The Metro Caring community garden is working to address access to urban gardening for people who, in some cases, have never had a chance to garden.

DENVER — The Metro Caring community garden, which opened for the season this weekend, is helping empower people who otherwise would not have the chance to grow their own food.

At the community garden on Humbolt Street in the Uptown neighborhood, the plots are allocated on a first-come-first-serve basis. However, 70% of the plots are specifically for people who may have experienced food insecurity before or come from marginalized communities.

"The barriers to access in urban gardening and urban farming are often so high that folks that have a lot going on in their lives are not able to afford it. They simply can’t access it. They can’t get involved either because of the cost or they don’t have the time," said Jess Harper, Manager of Urban Agriculture for Metro Caring. 

The nonprofit supplies people with seedlings to start their gardens. They also provide help, advice and support to those with garden beds so they can successfully grow produce at their plot.

"This is my favorite time of year. This is my favorite part of my job, seeing people out and about and getting to plant their gardens," said Harper, who has developed a personal friendship with many of the gardeners who use the space. 

"We’re doing really hard work. We are growing food. We are making it happen and we have to be able to find these parts of joy because joy is part of the work and part of building strength," Harper said. 

Some of the gardeners are people who have a lot of experience. Others have no experience at all, or very little. 

"I didn’t even know what having my own garden meant before this. I didn’t know the work it took," said John Nelson, who heard about the community garden from a friend last year. 

Nelson managed to receive a plot for half the season last year when another gardener dropped off, but this is his first year for the entire season. 

"You don’t have any idea of the euphoria, of the feeling, the energy that you get when you do the garden," said Nelson, who was in the process Sunday of preparing his bed to plant blueberries, strawberries, collard greens and other produce. 

Metro Caring is part of the Denver Community Food Access Coalition, a group of eight nonprofits working to address food insecurity and provide greater access to urban gardening in Denver.

The coalition works to provide greater community food access by pooling together resources from Denver Urban Gardens, Hunger Free Colorado, Metro Caring, Denver Food Rescue, GrowHaus, Re:Vision, Sprout City Farms and Montbello Organizing Committee.

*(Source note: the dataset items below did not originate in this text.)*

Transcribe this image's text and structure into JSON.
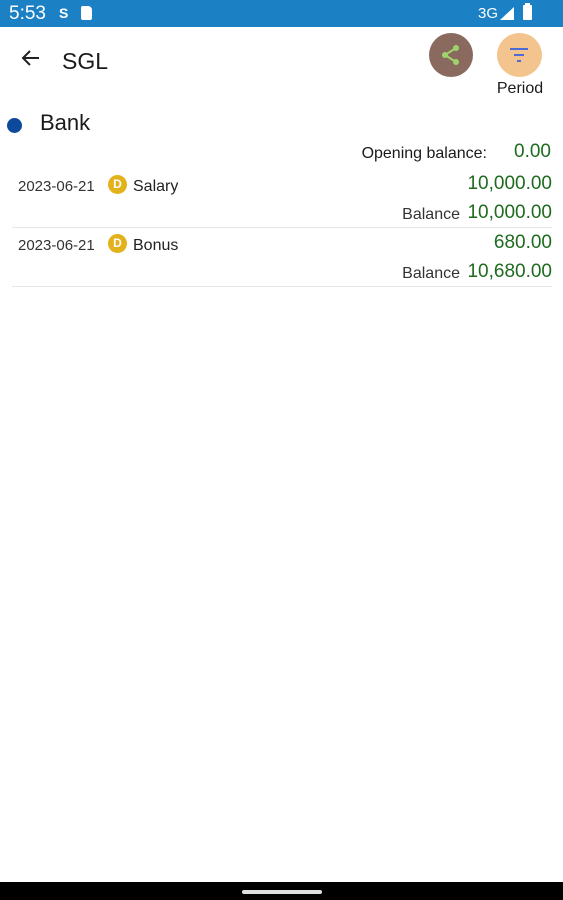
{
  "status_bar": {
    "time": "5:53",
    "sim_indicator": "S",
    "network": "3G",
    "background_color": "#1b80c4",
    "icons": [
      "sd-card-icon",
      "signal-icon",
      "battery-icon"
    ]
  },
  "header": {
    "title": "SGL",
    "period_label": "Period",
    "back_icon": "arrow-left-icon",
    "share_icon": "share-icon",
    "filter_icon": "filter-icon",
    "share_button_color": "#8a6a5e",
    "period_button_color": "#f4c48e"
  },
  "account": {
    "name": "Bank",
    "dot_color": "#0d4a9b",
    "opening_balance_label": "Opening balance:",
    "opening_balance": "0.00"
  },
  "transactions": [
    {
      "date": "2023-06-21",
      "type_badge": "D",
      "description": "Salary",
      "amount": "10,000.00",
      "balance_label": "Balance",
      "balance": "10,000.00"
    },
    {
      "date": "2023-06-21",
      "type_badge": "D",
      "description": "Bonus",
      "amount": "680.00",
      "balance_label": "Balance",
      "balance": "10,680.00"
    }
  ],
  "colors": {
    "amount_green": "#1e6b1e",
    "badge_yellow": "#e3b21b"
  }
}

Other nonprofits within the coalition are working toward the same goal in a different way. Sprout City Farms produces 14,000 pounds of food at three different locations.

"We have been working together to listen to the community, pool resources and really try to figure out what is the answer to this and what can we do to help along the way," said Stefan Karg, Program Manager with Sprout City Farms.

They also offer workshops related to urban agriculture and sustainable living in the city. Their goal, along with the coalition, is to promote food security. 

On Sunday, Karg was also offering help and support to those planting at Metro Caring's garden.

"Not everyone lives somewhere where you have the ability to grow things," Karg said. "This gives you an opportunity to learn and try things and to learn from others."